Facebook has recently admitted that it allowed companies like Apple, Microsoft, and Amazon to read users’ private messages.
This was in response to a New York Times investigation which found that Facebook gave companies including Netflix, Spotify and the Royal Bank of Canada the access to users private messages. It was further revealed that it also permitted Microsoft’s Bing search engine to view the names of nearly all of a Facebook users’ friends without consent.
Spotify had access to a users’ private messages after a user had signed into the social media platform through the partner company’s app.
However, Spotify and Netflix while speaking to the media said that they were unaware of any such thing, while a Royal Bank of Canada spokesperson denied having any such access.
A spokesperson from Netflix while interacting with the media said that the streaming service had launched a feature in 2014 that enabled members to recommend TV shows and movies to their Facebook friends via Messenger or Netflix, but then shut it down in 2015. “At no time did we access people’s private messages on Facebook, or ask for the ability to do so,” added the spokesperson.”
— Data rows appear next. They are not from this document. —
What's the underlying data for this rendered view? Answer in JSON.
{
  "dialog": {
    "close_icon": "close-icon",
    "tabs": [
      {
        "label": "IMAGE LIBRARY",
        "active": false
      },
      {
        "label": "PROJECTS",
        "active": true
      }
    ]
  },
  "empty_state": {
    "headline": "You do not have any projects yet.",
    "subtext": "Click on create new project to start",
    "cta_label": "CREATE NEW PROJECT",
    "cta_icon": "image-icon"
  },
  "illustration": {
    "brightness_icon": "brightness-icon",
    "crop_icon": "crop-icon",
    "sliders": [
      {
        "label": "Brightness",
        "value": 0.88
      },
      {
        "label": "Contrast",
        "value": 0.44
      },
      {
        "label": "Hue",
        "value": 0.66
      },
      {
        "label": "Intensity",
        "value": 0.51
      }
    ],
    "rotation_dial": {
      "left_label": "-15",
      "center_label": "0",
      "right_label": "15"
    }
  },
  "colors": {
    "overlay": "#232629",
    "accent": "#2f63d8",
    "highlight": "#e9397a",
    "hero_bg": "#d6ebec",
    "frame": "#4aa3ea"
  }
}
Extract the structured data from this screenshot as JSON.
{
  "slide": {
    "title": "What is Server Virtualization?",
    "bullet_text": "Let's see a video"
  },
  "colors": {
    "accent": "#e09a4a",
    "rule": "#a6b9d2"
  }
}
“To be clear: none of these partnerships or features gave companies access to information without people’s permission, nor did they violate our 2012 settlement with the FTC (Federal Trade Commission),” Facebook said in the blog post.
According to a media report, Facebook had added that it shut down its “instant personalization” process in 2014, which allowed users to link their Facebook accounts with other services to see public information their friends shared. But it admitted the software components for the service were left in place after it shut down, potentially allowing developers to continue accessing users’ personal information. Facebook said it has “no evidence data was used or misused after the program was shut down.”
After the Cambridge Analytica, these revelations require immediate attention to the privacy laws in the country.